Ken Ederington (KE): As a young architect having just moved to San Diego, I was considering three different job offers, each for a completely different project type. I went for the highest bidder, I admit, a job where I’d be focused on laboratory design, which I had not even realized was a specialty area. It was a rocky undertaking at the start, but I was given a lot of responsibility immediately and I threw myself completely into it.  Lab planning was new, it was complex, it required a lot of knowledge that had to be sought out, and all sorts of equipment had to be researched. The connection to science, even while not being a scientist, was captivating. I was hooked and have remained so, for more than 30 years.

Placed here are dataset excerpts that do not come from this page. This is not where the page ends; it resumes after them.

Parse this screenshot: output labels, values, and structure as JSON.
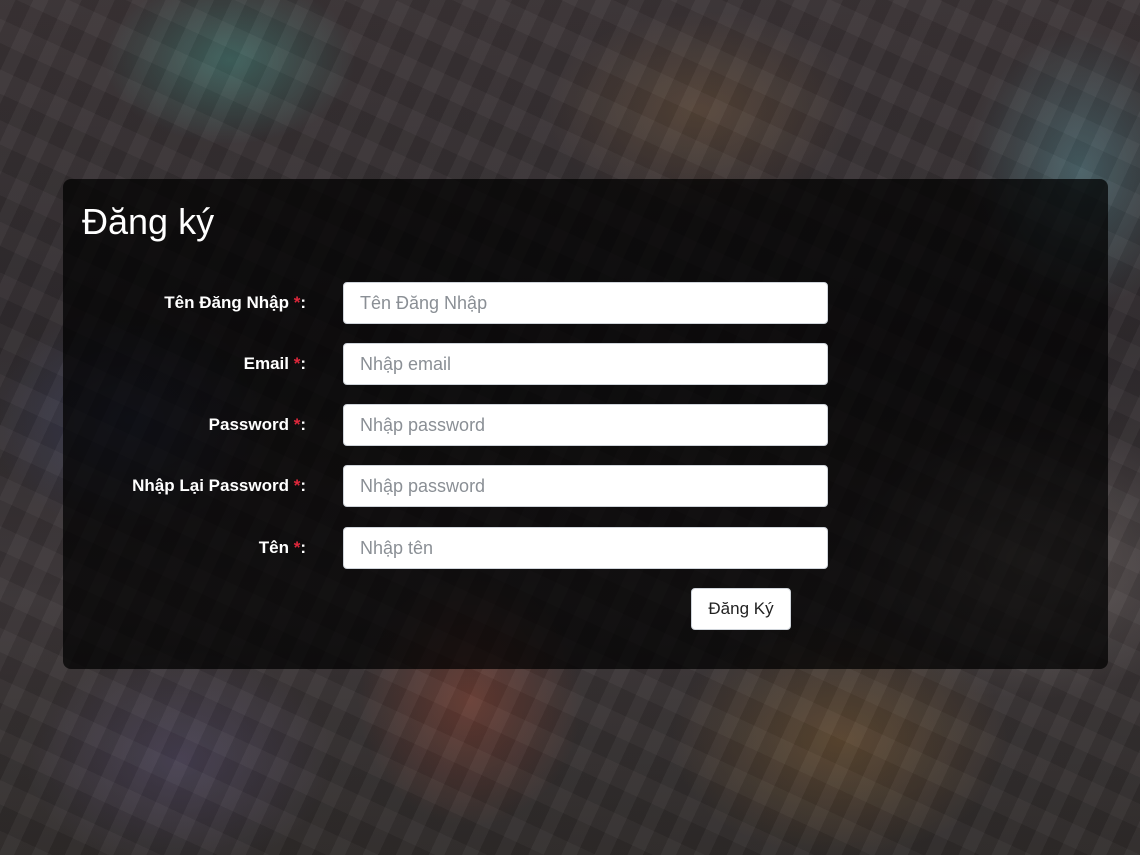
{
  "form": {
    "title": "Đăng ký",
    "required_mark": "*",
    "fields": [
      {
        "label": "Tên Đăng Nhập",
        "placeholder": "Tên Đăng Nhập",
        "value": ""
      },
      {
        "label": "Email",
        "placeholder": "Nhập email",
        "value": ""
      },
      {
        "label": "Password",
        "placeholder": "Nhập password",
        "value": ""
      },
      {
        "label": "Nhập Lại Password",
        "placeholder": "Nhập password",
        "value": ""
      },
      {
        "label": "Tên",
        "placeholder": "Nhập tên",
        "value": ""
      }
    ],
    "submit_label": "Đăng Ký"
  },
  "colors": {
    "required": "#e0283c",
    "panel_background": "rgba(0,0,0,0.72)"
  }
}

LD: Is there a particular facility you’ve worked on that stands out in your mind? What is it and why do you remember it?
KE: I was the programmer for all the technical spaces at the new NOAA and Southwest Fisheries Replacement Facility in La Jolla, across the street from cliffs fronting on the Pacific Ocean. The PIs and the administrative and facilities people were all great to work with. These are people devoted to our environment. Working through a complex program on a sloped site that had been considered undevelopable was inspiring, and the solution, with LEED Gold as a mandate, was amazing: a stepped and layered floor plan provides green roofs, ocean views for the surrounding community were retained and a test tank of half a million gallons of water recesses into the hillside.

LD: What’s your favorite piece of architecture, lab-related or not?
KE: There are many, all very different—but among my local favorites, Louis Kahn’s Salk Institute stands out. The connection to the evocative ocean view has been celebrated for more than 50 years. A close second is the Getty Museum by Richard Meier. It is a transporting place to be, like another world that ordinary people are allowed to experience.

LD: If you had to do something else for a living, what would it be?
KE:
I would have liked to be a forest ranger. This may seem strange coming from an architect who finds the energy of cities to be invigorating, but the appeal of experiencing nature is to know the world for what it actually is.

LD: What would you tell young people if you wanted to encourage them to join your line of work?
KE:
You will be a part of moving the world, using your abilities and training to make it a better place. What emerges from the fields of science and technology is amazing, and you will contribute to it.

LD: Is there anything else you’d like to share with the readers of Laboratory Design?
KE:
Architecture is a way to participate in shaping the world, and every aspect is important, no matter which. Science continually produces our evolving world, and lab planning is an exciting way to be a part of that evolution.